The paper, featuring the work of embedded reporter C. J. Chivers, wrote about it like it was the biggest battle—and most dangerous one—since the landing at Normandy.
Here was the most powerful military in the world, with the most advanced weaponry ever made, descending on a town in Afghanistan that everyone knew was about to be attacked.
Riding with some Marines in a helicopter, Chivers described the landing in his account for Saturday’s paper: “The men of Company K, Third Battalion, Sixth Marines, shoved their clips into their rifles and pulled their bolts. A chorus of clanks rose and fell. The whir of the rotors filled the cabin again. The helicopter banked in the darkness. ‘One minute out!’ The men of Company K hollered and whooped.”
The Pentagon’s own PR department couldn’t have done any better.
Or take this sentence: “A group of Special Forces troops had flown in the southern rim of town as well, into a place thought to hold a number of foreign fighters.”
Foreign fighters?

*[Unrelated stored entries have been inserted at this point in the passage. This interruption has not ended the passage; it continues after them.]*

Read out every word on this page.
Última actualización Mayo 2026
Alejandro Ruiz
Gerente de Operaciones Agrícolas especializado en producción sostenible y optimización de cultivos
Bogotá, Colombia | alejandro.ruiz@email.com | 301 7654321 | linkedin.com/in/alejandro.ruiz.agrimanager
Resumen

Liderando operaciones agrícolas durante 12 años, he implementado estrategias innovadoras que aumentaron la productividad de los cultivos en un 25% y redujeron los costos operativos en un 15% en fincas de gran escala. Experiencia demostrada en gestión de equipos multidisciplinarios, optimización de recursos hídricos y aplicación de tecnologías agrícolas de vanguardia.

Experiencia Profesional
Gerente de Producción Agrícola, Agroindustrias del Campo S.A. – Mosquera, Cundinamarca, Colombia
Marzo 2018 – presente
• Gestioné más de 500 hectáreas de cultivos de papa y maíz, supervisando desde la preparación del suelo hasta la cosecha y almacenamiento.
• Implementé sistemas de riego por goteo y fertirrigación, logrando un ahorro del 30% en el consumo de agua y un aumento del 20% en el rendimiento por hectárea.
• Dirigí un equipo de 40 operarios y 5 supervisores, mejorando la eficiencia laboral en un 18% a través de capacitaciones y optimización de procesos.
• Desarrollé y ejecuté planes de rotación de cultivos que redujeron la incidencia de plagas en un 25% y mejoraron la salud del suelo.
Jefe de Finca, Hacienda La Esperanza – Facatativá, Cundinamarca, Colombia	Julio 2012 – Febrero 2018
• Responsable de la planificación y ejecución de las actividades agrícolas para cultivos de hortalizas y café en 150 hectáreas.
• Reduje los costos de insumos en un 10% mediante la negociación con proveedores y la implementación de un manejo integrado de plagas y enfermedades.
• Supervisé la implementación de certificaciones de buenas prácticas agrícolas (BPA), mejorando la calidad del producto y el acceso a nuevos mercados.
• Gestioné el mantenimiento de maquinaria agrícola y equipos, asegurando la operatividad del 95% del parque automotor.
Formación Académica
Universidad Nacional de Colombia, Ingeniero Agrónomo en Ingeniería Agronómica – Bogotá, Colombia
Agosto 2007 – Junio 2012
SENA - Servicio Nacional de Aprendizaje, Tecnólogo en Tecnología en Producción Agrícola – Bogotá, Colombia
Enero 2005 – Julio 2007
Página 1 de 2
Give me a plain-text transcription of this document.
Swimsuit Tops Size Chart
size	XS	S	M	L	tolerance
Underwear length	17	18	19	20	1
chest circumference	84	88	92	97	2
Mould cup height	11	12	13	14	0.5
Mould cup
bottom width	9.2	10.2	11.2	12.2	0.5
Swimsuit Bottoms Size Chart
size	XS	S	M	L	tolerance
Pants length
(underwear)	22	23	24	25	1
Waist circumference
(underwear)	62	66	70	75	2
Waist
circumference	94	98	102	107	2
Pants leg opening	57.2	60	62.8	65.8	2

What, then, are the U.S. troops?
Or take Chivers’s description of a U.S. attack helicopter “on the prowl”—as if its targets aren’t human beings but prey.
In Sunday’s paper, the New York Times gave Chivers a front-page story that reprised some of the very descriptions that ran in Saturday’s, including the “one minute” warning and the “whoops.”
The U.S. troops were intermittently facing “intense” resistance, Chivers wrote. And maybe the Taliban were fighting intensely, but they were vastly outnumbered and under-equipped. (Note: The Taliban air force is nonexistent.)
Chivers wrote about a couple of U.S. airstrikes that destroyed a compound or two. A similar airstrike resulted in at least ten civilians being killed, which we found out about in Monday’s papers.
For weeks, the Times and other news outlets have told us how U.S. commander Stanley McChrystal was going out of his way to avoid civilian casualties.
But on the first major assault, the U.S. forces managed to kill a bunch a of them.
And this attack is supposed to make the people of Marja more willing to abandon the Taliban, and more willing to ally with the U.S.-backed government in Kabul?
The U.S. will “take” Marja, but it’s not like taking Guadalcanal.
Most of the Taliban have long since faded into the countryside. And the deaths of civilians in Marja, and the subsequent interrogation of the residents, will not endear the people there to the U.S.
This is why counterinsurgency fails. It’s a lesson we seem to have to learn over and over again. And “you-are-there” accounts from embedded U.S. reporters don’t help us learn it any quicker. Because the embedded reporters are not embedded with the residents of Marja, who might tell us a different story.
Instead, we get the story the Pentagon wants us to get.